= James Guinness Rogers =

James Guinness Rogers (29 December 1822 - 20 August 1911), was a British Nonconformist clergyman.

==Education==
Rogers was born at Enniskillen, Ireland in 1822, where his Cornish-born father Thomas Rogers (1796–1854) was an Irish Evangelical Society preacher. He was educated at Silcoates School, Wakefield, and at Trinity College, Dublin, where he was friendly with William Digby Seymour.

==Ministry==
After graduating B.A. in 1843 he entered the Lancashire Independent College, Manchester, where he had as contemporaries Robert Alfred Vaughan and Enoch Mellor; the latter appears to have influenced him most. Leaving in 1845, he was ordained on 15 April 1846, and became minister of St. James's chapel, Newcastle-on-Tyne, where he had to combat the rationalistic spirit engendered by Joseph Barker and came under the spell of Edward Miall. In 1851 he became pastor of Albion Chapel, Ashton-under-Lyne, outside Manchester, where he arranged the building of new school premises.

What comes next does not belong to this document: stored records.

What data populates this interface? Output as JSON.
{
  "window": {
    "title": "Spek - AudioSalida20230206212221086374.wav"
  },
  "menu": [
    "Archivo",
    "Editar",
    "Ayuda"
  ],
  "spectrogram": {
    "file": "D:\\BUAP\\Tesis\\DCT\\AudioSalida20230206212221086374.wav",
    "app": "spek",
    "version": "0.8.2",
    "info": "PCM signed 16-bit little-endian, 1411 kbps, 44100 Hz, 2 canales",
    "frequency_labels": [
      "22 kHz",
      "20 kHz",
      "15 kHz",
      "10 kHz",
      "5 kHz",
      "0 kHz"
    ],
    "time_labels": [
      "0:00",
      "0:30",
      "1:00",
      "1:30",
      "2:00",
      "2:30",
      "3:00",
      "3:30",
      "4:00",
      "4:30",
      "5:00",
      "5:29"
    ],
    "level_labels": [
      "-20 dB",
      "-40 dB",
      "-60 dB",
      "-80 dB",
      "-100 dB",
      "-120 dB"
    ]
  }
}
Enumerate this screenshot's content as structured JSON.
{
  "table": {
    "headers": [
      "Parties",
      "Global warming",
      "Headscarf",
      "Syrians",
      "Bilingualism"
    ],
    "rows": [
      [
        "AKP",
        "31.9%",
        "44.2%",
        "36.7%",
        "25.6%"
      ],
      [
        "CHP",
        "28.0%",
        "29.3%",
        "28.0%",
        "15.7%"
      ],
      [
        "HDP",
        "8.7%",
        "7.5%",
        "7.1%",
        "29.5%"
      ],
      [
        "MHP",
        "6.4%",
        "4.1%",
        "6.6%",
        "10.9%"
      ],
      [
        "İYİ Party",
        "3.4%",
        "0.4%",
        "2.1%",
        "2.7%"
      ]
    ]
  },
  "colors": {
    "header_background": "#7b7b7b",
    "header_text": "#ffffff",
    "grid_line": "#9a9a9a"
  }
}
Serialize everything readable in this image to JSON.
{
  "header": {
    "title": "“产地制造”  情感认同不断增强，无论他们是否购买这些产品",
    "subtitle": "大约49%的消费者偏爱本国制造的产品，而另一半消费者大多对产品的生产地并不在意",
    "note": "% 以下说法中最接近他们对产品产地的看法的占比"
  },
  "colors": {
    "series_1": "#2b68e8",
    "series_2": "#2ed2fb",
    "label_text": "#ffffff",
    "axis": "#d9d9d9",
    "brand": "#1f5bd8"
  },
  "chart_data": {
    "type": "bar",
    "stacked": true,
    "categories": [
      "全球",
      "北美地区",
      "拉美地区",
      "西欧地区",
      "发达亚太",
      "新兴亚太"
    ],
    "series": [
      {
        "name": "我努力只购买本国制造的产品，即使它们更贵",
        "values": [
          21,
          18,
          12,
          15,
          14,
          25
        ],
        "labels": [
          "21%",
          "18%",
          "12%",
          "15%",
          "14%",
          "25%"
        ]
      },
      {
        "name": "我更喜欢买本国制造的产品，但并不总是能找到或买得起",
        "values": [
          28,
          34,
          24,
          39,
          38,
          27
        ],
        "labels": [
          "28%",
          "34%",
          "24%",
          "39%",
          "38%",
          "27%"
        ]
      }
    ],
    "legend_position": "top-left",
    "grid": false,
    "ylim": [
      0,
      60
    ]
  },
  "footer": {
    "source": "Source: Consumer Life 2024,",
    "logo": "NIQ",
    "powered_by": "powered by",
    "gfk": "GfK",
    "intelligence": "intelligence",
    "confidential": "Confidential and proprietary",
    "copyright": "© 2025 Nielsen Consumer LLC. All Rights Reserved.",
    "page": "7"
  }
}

In 1857 charges of heresy were brought against Samuel Davidson, who as one of his tutors had taken part in the ordination of Rogers. The main point was an alleged impugning of the Mosaic authorship of the Pentateuch. Nothing contributed more to the expulsion of Davidson from his chair in the Lancashire Independent College than a bitter anonymous pamphlet, "Dr. Davidson: His Heresies, Contradictions, and Plagiarisms. By Two Graduates" [Enoch Mellor and Rogers]. Long after, Rogers wrote of Davidson: The controversies of later years separated us, but they never led me to forget or underrate the benefit I derived from his patient, painstaking, and most valuable labours; this contradicts the tone of the, pamphlet, but Rogers was a man who mellowed in many respects as time went on. In 1865 he was chairman of the Lancashire Congregational Union; in the same year he moved to the pastorate of Clapham (Gratton Square) congregational church. Here he ministered till 1900.

==Political influence==
His denomination honoured him by making him chairman of the Surrey Congregational Union (1868); of the London Congregational Union; and of the Congregational Union of England and Wales (1874; now the United Reformed Church). His influence extended, and he came to be regarded as the representative of sober yet convinced nonconformity, and was trusted as such by leading authorities in church and state. He is best remembered for his close association with Dr. Robert William Dale in the Liberal and Nonconformist education and disestablishment campaigns of 1865–75, that resulted in the Irish Church Act 1869; and for his friendship with Gladstone and Lord Rosebery, who consulted him as the foremost representative of Nonconformist political opinion.

==Retirement==
He retired in 1900 and was given an illuminated address and a purse containing £1100, the equivalent of £173,000 in 2023.